Lucien se quedó paralizado en el momento que vio al Anciano Lance sacar el frasco con el líquido púrpura.

Inmediatamente supo lo que era, acónito.

El acónito era quizás la hierba más temida y también la más codiciada en el mundo. Mientras que era un veneno potente para los lobos, también podía procesarse en un amplificador aún más potente.

Cuando se transformaba en forma de amplificador, destrozaba el cuerpo y lo reconstruía con tal fuerza y ferocidad que la mayoría de los lobos morían solo por el dolor.

Si ese fuera el único problema del acónito, muchas manadas lo habrían usado. Pero había un efecto secundario aún más grave al usarlo, uno que lo convertía en el último recurso para cualquier lobo.

Cualquiera que lo usara nunca podría volver a cambiar una vez que terminara la transformación.

En esencia, te daba un par de minutos de poder puro sin filtrar, y luego, perderías a tu lobo.

Esta vez, cuando la forma amplificada del anciano comenzó a abalanzarse hacia él, Lucien se lanzó hacia adelante con la máxima seriedad. Pero ya era demasiado tarde.

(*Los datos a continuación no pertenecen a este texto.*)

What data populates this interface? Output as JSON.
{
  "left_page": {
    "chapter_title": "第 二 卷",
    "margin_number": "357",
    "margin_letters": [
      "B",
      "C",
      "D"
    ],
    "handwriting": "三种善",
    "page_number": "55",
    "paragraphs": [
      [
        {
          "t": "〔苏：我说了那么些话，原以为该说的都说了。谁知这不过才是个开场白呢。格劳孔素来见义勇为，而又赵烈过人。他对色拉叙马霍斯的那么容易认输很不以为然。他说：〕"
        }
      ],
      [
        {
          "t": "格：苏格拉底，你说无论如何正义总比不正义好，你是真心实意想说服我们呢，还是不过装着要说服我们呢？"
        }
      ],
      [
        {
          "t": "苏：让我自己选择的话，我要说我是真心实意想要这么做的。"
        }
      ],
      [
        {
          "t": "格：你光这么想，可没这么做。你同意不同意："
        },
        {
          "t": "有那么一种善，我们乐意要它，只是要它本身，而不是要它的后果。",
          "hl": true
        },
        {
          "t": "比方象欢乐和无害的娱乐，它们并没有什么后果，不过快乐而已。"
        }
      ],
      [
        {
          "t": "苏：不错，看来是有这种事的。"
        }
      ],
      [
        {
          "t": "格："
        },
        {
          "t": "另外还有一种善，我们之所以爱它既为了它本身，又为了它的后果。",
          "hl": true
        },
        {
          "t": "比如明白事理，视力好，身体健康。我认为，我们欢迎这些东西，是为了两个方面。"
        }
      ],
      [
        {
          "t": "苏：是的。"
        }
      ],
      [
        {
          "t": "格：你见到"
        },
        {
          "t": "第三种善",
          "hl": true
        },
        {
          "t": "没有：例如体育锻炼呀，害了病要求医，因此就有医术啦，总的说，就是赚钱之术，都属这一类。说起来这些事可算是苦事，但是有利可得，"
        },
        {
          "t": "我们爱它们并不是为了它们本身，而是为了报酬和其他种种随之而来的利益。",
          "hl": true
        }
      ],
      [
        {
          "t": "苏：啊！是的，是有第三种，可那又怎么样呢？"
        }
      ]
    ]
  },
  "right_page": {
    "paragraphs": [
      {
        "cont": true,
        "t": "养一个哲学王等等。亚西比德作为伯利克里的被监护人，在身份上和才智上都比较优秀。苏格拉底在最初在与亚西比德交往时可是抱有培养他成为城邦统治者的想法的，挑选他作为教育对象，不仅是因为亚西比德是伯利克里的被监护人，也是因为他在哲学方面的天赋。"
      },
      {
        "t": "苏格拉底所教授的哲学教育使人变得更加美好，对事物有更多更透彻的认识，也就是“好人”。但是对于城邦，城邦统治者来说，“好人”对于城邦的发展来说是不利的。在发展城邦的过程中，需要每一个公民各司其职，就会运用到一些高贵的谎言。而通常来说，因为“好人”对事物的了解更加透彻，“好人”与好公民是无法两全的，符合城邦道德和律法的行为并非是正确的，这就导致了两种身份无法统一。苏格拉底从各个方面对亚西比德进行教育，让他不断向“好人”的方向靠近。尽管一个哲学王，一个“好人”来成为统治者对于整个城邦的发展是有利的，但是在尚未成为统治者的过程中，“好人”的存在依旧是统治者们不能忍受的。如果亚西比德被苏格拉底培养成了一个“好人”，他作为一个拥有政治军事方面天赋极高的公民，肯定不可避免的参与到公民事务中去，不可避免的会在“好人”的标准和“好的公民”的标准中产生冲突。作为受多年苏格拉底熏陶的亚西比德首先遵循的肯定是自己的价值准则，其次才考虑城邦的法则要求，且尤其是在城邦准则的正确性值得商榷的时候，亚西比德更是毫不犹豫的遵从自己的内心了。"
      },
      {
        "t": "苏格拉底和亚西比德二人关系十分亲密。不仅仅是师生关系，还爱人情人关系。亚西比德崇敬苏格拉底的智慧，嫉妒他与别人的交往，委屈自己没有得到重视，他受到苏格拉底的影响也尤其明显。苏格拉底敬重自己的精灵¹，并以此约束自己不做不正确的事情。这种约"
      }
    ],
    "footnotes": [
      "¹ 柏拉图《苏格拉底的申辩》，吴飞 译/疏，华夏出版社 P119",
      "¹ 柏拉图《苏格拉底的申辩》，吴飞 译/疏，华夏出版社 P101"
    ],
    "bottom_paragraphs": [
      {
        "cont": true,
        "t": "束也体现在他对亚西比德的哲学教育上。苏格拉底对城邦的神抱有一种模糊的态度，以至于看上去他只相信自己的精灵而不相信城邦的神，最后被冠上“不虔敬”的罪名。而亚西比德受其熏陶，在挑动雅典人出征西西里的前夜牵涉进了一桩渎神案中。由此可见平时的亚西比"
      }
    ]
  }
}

Incluso mientras corría, los gritos de Lance desgarraban el aire. Sus venas se hincharon, mostrándose por todo su cuerpo mientras lentamente comenzaban a volverse púrpuras. Su cuerpo se contorsionó, convulsionó mientras sus músculos tenían espasmos. Pelo blanco brotó por su piel, y sus huesos se reordenaron hasta que ya no era algo grotesco.

Cuando la transformación terminó – Lance ya no era un lobo.

Era algo diferente ahora, algo primitivo, algo cuyo único parecido con un lobo era que caminaba sobre cuatro patas.

Entonces los ojos del anciano se abrieron y en ese mismo momento, Lucien lo alcanzó.

Apenas tuvo tiempo de prepararse antes de que el Anciano se abalanzara con mucha más velocidad de la que había sido capaz momentos atrás.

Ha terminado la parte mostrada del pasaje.